Management accountant Chris Pyves is a consultant for BSC partnership, a Rochdale-based IT consultancy specialising in the SME market. Pyves is currently conducting research to find out how management accountants in SMEs actually use the Web. ‘Last year, we found about 33% of members in practice used the Web. This year, I think the figure is more likely to be 50%.’
Pyves insists it is wrong for management accountants to assume balanced-scorecard software is alien to the needs of small companies and accountancy practices. ‘Complex companies can get drowned in systems when they’re implementing balanced scorecards. The balanced scorecard is what management accountants have been looking for.’
This technology has encouraged companies to focus on software business factors, such as customer satisfaction, but coming up with the relevant performance measures can be tricky, and difficult to measure.

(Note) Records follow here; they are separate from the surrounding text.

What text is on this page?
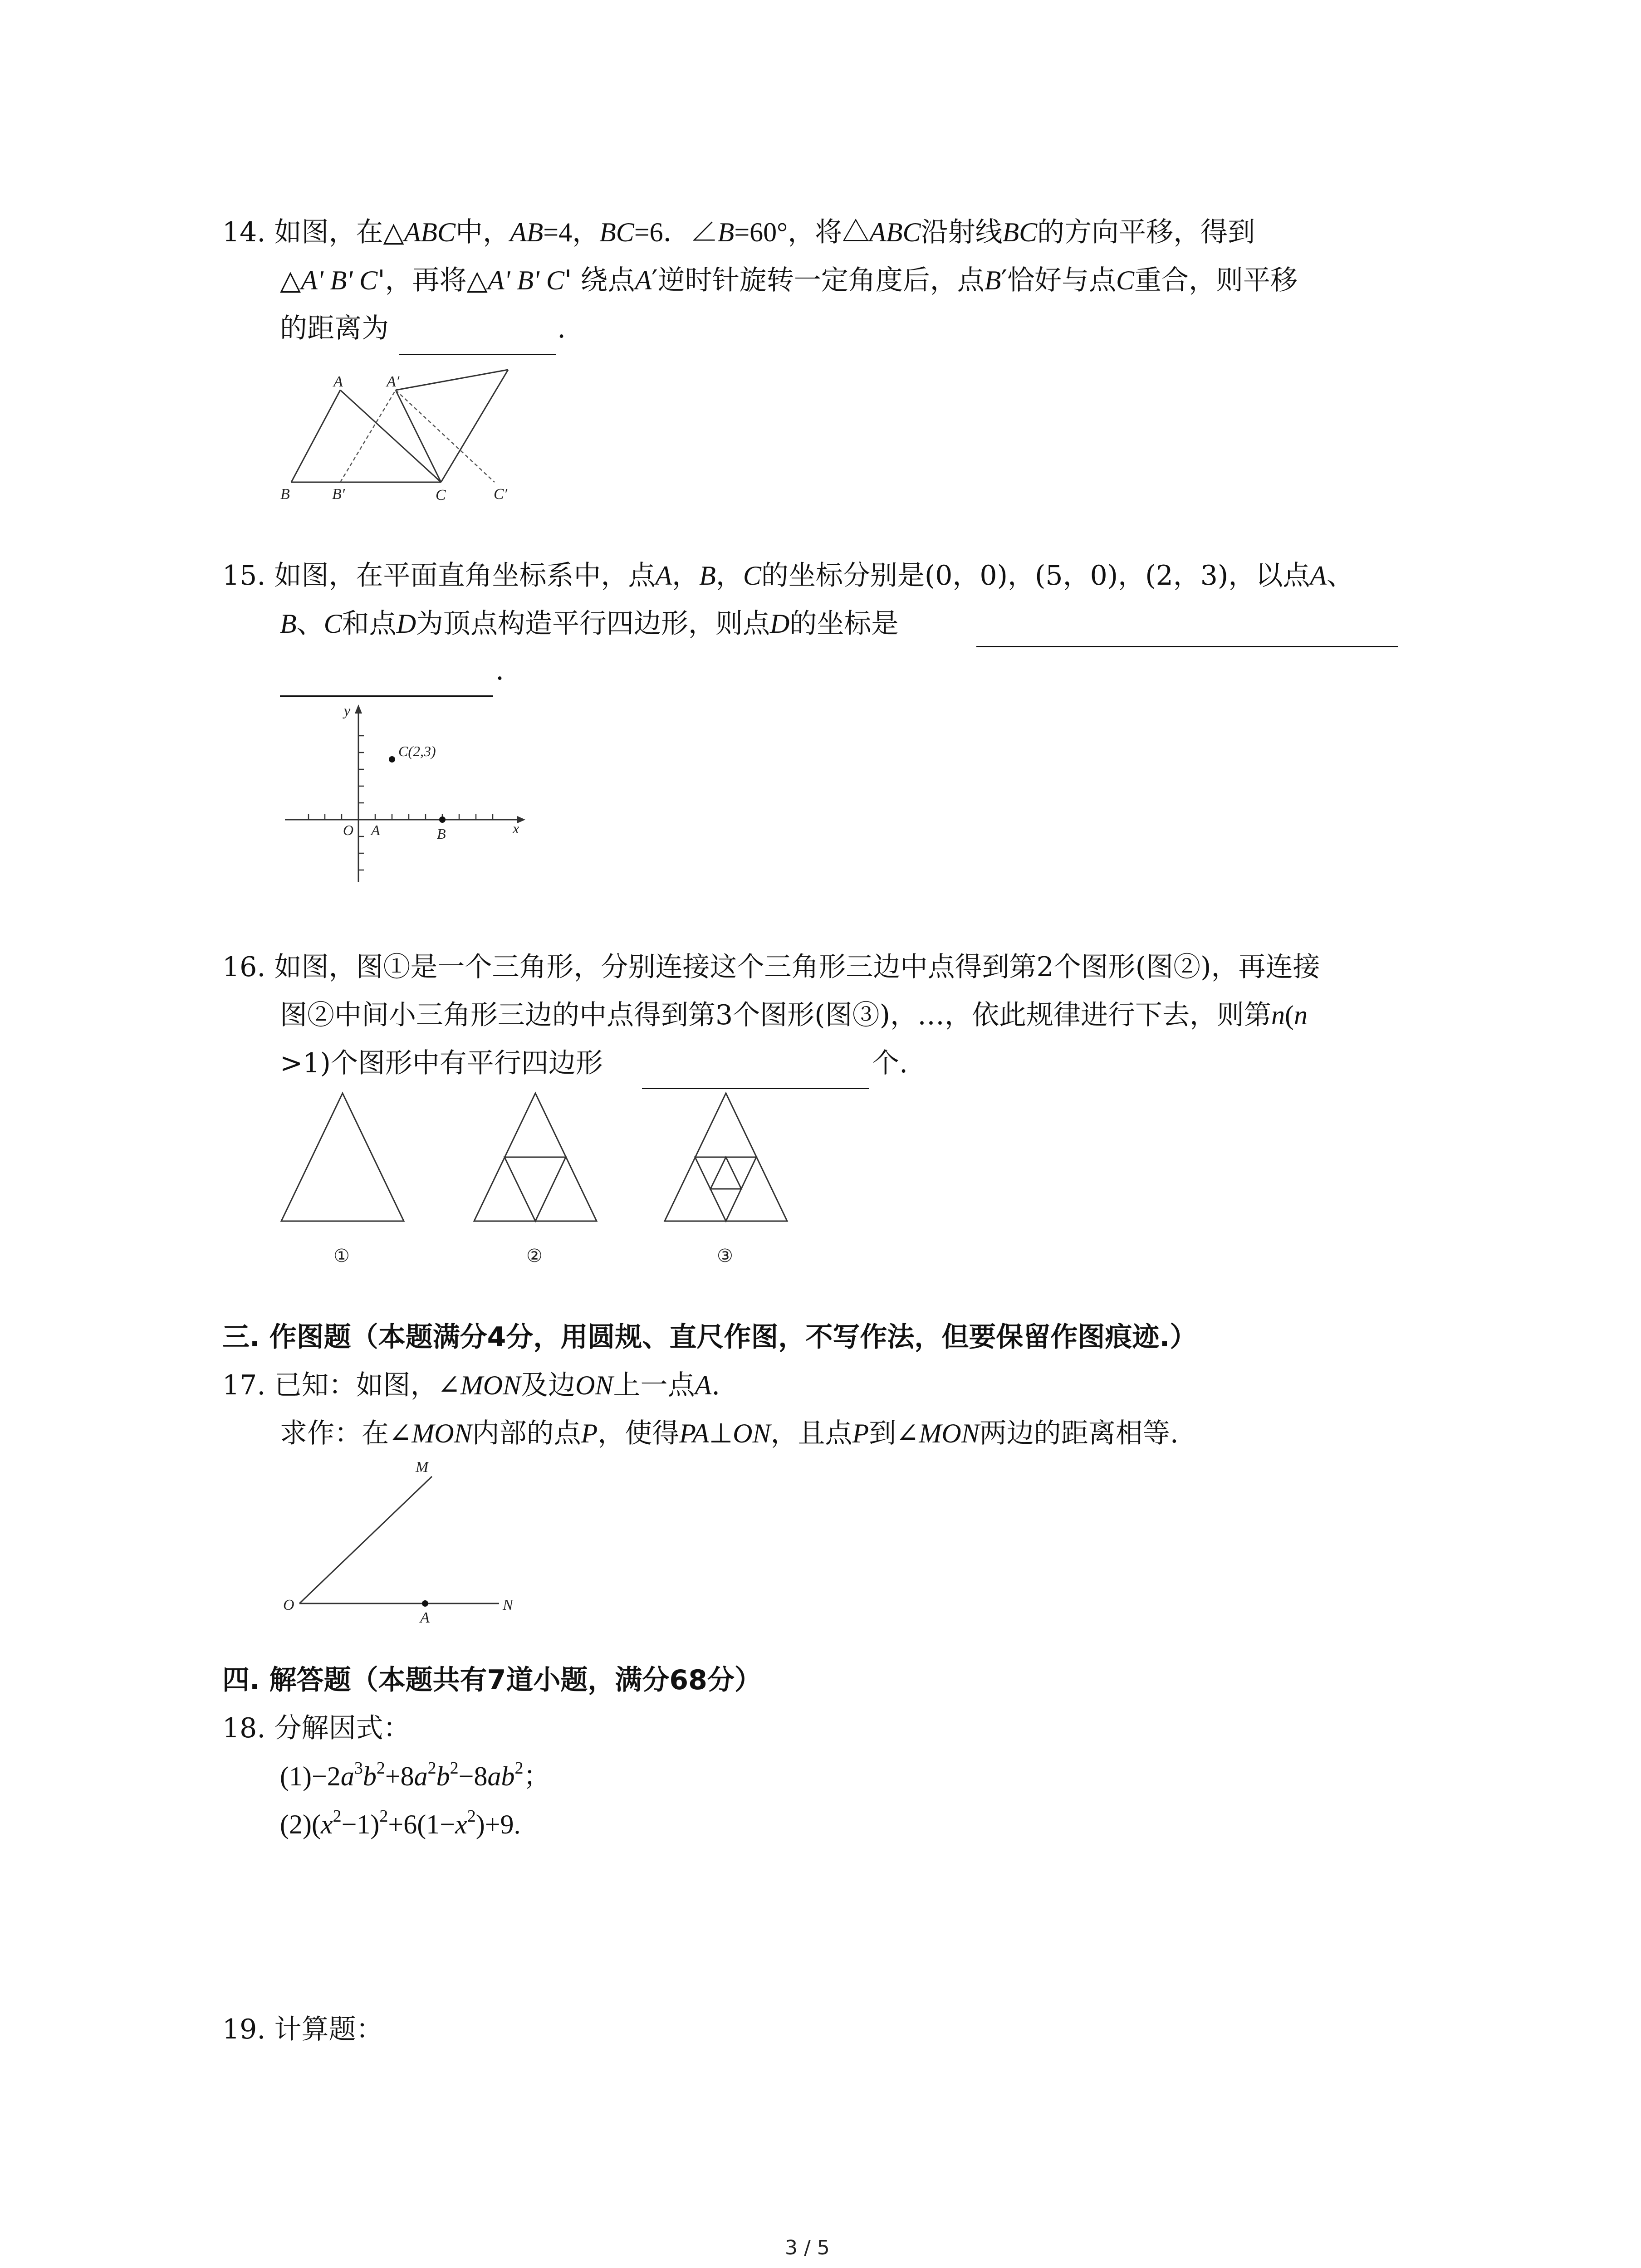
14. 如图，在△ABC中，AB=4，BC=6．∠B=60°，将△ABC沿射线BC的方向平移，得到
△A' B' C'，再将△A' B' C' 绕点A′逆时针旋转一定角度后，点B′恰好与点C重合，则平移
的距离为	.
A	A′
B	B′	C	C′
15. 如图，在平面直角坐标系中，点A，B，C的坐标分别是(0，0)，(5，0)，(2，3)，以点A、
B、C和点D为顶点构造平行四边形，则点D的坐标是
.
y
x
O A	B
C(2,3)
16. 如图，图①是一个三角形，分别连接这个三角形三边中点得到第2个图形(图②)，再连接
图②中间小三角形三边的中点得到第3个图形(图③)，…，依此规律进行下去，则第n(n
>1)个图形中有平行四边形	个.
①	②	③
三. 作图题（本题满分4分，用圆规、直尺作图，不写作法，但要保留作图痕迹.）
17. 已知：如图，∠MON及边ON上一点A.
求作：在∠MON内部的点P，使得PA⊥ON，且点P到∠MON两边的距离相等.
M
O
A
N
四. 解答题（本题共有7道小题，满分68分）
18. 分解因式：
$(1)-2a^3b^2+8a^2b^2-8ab^2$；
$(2)(x^2-1)^2+6(1-x^2)+9$.
19. 计算题：
3 / 5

The advice from consultants is to focus on a handful of performance indicators which are integral to your business.
This software-driven shake-up is also changing the way industry accountants work with finance directors. In larger companies this will often mean the FD will take a more hands-off role, according to Richard Knight, FD of Victory Corporation, the holding group for Virgin Clothing and Virgin Cosmetics. ‘A big company like Debenhams will have hundreds of management accountants for forecasting and other functions. The FD is more hands off. Their role is to act as a controller and check things.’
Management accountants at Victory’s two subsidiaries use separate accounting packages – from Sun and JDA – to meet the different demands of each business. ‘Management accountants summarise performance indicators and I produce a group summary for the board,’ adds Knight.
The work of management accountants is changing fast – hand in hand with powerful software. The upsides are obvious. If used correctly, budgeting and planning software will eliminate much of the ‘grunt’ manual work, allowing industry accountants to spend longer on more analytical forecasting and planning work.
But a company intranet could mean rolling monthly budgets with more budget holders. This means more information to consolidate and management accountants will need to maintain strict financial controls.
FDs are also demanding a more holistic view of their business, and accountants may struggle to quantify ‘soft’ financial information.
One candid management accountant stresses a company budget is still far from being an exact science. ‘They’re the bane of my life,’ he says. ‘It’s a guess, at the end of the day. You can predict trends but not what item will sell next month.’
THE MAIN SOFTWARE PLAYERS
The ERP giants offer reporting, budgeting and forecasting modules, but many companies are opting for specialist vendors.
Most suites are driven by powerful multi- or relational databases, such as Essbase, or Microsoft’s Sequel Server 7, allowing users to ‘slice and dice data’ – view it in different ways – and quickly drill down to focus on individual budgets.
Hyperion Solutions: the US-based market leader in planning and budgeting applications. Formed last year by the merger of Hyperion and Arbor. Targets multinationals.
Arbor’s best-known product is Essbase, an OLAP engine that analyses information from enterprise systems such as PeopleSoft. Hyperion’s budgeting and planning product is Pillar which includes ‘what if’ forecasting. Their consolidation and reporting product is Enterprise. Hyperion boasts Enterprise 5 can consolidate budgets up to three times faster than previous versions.
Comshare: now targets SMEs. Has three product suites: BudgetPlus and FDC, for consolidating and reporting, and DecisionWeb, decision support for managers. Just launched Web-based version of BudgetPlus. Can run on Essbase, Oracle or Microsoft Sequel Server 7 databases.
Adaytum: Bristol-based software house. Adaytum Planning handles budgeting planning and performance analysis.